Pb206Pb204_SK_2 = lambda t: 11.152 + 9.735 *(np.exp(lambda_238_1*3.7e9)-np.exp(lambda_238_1*t))
Pb207Pb204_SK_2 = lambda t: 12.998 + 9.735/137.88 * (np.exp(lambda_235_2*3.7e9)-np.exp(lambda_235_2*t))

Pb206Pb204_SK_mu = lambda mu:(lambda t: 11.152 + mu *(np.exp(lambda_238_1*3.7e9)-np.exp(lambda_238_1*t)))
Pb207Pb204_SK_mu = lambda mu:(lambda t: 12.998 + mu/137.88 * (np.exp(lambda_235_2*3.7e9)-np.exp(lambda_235_2*t)))


Pb206Pb204_1s = lambda mu:(lambda t: Pb206Pb204_CD + mu *(np.exp(lambda_238_1*4.57e9)-np.exp(lambda_238_1*t)))
Pb207Pb204_1s = lambda mu:(lambda t: Pb207Pb204_CD + mu/137.88 * (np.exp(lambda_235_2*4.57e9)-np.exp(lambda_235_2*t)))

Example

fig, ax = plt.subplots(dpi=150)
ax.set_aspect('equal')

rng = np.random.RandomState(938262)
X = np.array([i/10 + (rng.rand()-0.5)/10 for i in range(10)])
Y = np.array([i/10+(rng.rand()-0.5)/10 for i in range(10)])
X_err = np.array([0.01+rng.rand()/50 for _ in range(10)])
Y_err = np.array([0.01+rng.rand()/50 for _ in range(10)])
Rho = np.array([0.7*rng.rand() + 0.2 for _ in range(10)])

for PT in zip(X, Y, X_err, Y_err, Rho):
    e_coords = error_ellipse(*PT)
    e = mpl.patches.Polygon(e_coords, fc='none', ec='k', lw=0.5, joinstyle='round')
    ax.add_patch(e)

fit = york( X, Y, X_err, Y_err, Rho)
print("Intercept: {} ± {}".format(fit.y0, fit.y0_err),
      "Slope: {} ± {}".format(fit.alpha, fit.alpha_err),
      "MSWD: {}".format(fit.MSWD),
      sep='\n',
)
ax.plot([0,1],[0,fit.alpha]);
# plt.savefig('output_12_0.png');

Intercept: -0.004427323544156314 ± 0.011174410169326278
Slope: 1.0149716953160086 ± 0.02263602489255625
MSWD: 2.905814608188555

png

References

Ludwig, K.R. (2003) User's manual for IsoPlot 3.0. A geochronological toolkit for Microsoft Excel. 71 pp.

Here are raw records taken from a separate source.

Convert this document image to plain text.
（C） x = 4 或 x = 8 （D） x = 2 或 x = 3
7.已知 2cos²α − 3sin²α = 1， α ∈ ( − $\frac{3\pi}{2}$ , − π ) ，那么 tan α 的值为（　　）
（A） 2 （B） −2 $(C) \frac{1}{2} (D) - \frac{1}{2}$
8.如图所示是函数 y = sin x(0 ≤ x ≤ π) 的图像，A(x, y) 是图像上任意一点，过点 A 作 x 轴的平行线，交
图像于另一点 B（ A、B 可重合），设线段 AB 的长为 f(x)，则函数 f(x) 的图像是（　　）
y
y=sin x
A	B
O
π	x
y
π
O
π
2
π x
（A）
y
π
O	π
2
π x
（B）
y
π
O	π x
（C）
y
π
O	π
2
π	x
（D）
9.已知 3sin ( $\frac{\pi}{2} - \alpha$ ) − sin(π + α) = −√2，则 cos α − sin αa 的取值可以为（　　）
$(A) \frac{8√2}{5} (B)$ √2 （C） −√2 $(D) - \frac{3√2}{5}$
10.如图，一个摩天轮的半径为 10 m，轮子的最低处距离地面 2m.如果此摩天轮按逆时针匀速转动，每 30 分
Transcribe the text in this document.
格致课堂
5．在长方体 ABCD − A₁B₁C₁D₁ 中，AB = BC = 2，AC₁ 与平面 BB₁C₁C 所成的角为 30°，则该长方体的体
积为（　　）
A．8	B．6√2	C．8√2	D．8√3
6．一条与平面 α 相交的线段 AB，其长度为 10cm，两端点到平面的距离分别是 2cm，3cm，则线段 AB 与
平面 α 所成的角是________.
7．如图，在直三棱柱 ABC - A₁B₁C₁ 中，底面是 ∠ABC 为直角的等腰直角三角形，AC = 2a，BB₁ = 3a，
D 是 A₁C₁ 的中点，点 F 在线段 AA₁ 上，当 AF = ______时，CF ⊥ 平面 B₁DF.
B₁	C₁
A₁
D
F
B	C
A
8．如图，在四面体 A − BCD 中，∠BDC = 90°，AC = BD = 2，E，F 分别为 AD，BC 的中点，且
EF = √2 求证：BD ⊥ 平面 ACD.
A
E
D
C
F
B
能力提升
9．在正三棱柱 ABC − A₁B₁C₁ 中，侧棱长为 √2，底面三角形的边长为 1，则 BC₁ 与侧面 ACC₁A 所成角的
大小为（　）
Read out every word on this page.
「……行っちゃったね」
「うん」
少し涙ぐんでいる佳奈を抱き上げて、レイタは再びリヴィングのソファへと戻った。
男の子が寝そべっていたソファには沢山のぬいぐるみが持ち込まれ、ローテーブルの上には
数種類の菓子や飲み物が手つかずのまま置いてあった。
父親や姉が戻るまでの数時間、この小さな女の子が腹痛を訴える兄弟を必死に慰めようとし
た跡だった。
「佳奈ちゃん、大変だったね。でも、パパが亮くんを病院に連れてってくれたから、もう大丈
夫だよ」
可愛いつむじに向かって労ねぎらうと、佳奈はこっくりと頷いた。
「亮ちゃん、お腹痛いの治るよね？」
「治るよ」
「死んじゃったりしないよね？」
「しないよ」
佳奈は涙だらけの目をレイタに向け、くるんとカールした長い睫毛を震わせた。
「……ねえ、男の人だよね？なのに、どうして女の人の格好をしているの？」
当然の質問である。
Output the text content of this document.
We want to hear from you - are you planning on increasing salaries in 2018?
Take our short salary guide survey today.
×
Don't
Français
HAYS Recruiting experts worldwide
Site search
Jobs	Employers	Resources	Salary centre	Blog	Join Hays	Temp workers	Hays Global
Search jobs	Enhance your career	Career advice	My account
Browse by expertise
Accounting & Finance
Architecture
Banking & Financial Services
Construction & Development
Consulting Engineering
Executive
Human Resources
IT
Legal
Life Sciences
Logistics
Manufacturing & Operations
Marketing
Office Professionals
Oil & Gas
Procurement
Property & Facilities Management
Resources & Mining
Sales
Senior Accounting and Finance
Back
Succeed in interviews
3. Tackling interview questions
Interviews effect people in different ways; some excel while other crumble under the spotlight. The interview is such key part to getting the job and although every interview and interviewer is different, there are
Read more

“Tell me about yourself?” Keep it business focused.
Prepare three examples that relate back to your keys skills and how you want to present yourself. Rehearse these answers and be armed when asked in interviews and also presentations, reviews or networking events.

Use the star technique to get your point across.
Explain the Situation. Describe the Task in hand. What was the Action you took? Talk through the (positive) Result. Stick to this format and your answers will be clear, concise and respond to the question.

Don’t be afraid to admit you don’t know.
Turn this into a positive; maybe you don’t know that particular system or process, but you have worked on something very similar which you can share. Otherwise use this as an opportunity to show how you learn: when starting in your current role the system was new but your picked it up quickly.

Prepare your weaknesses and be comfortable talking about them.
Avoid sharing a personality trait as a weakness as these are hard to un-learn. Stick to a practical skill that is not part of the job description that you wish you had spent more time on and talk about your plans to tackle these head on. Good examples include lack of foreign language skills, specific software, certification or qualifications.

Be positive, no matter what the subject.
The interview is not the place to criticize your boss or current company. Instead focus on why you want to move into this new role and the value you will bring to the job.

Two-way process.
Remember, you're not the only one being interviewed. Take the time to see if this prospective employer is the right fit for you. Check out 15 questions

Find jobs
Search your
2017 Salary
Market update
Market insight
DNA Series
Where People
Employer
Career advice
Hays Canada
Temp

Stacey, J.S., Kramers, J.D. (1975) Approximation of terrestrial lead isotope evolution by a two-stage model. Earth and Planetary Science Letters 26, 207-221.

Steiger, R.H. and Jäger, E. (1977) Subcommission on Geochronology: Convention on the use of decay constants in geo- and cosmochronology. Earth and Planetary Science Letters 36, 359-362.

Tatsumoto, M., Knight R.J., Allègre, C.J. (1973) Time differences in the formation of meteorites as determined from the ratio of lead-207 to lead-206. Science 180, 1279-1283.

York, D. (1966) Least squares fitting of a straight line. Canadian Journal of Physics, 44, 1079–1086.

York, D. (1969) Least squares fitting of a straight line with correlated errors. Earth and Planetary Science Letters 5, 320–324.

York, D., Evensen, N.M., Martinez, M.L., and Delgado, J.D. (2004) Unified equations for the slope, intercept, and standard errors of the best straight line. American Journal of Physics 72, 367–375.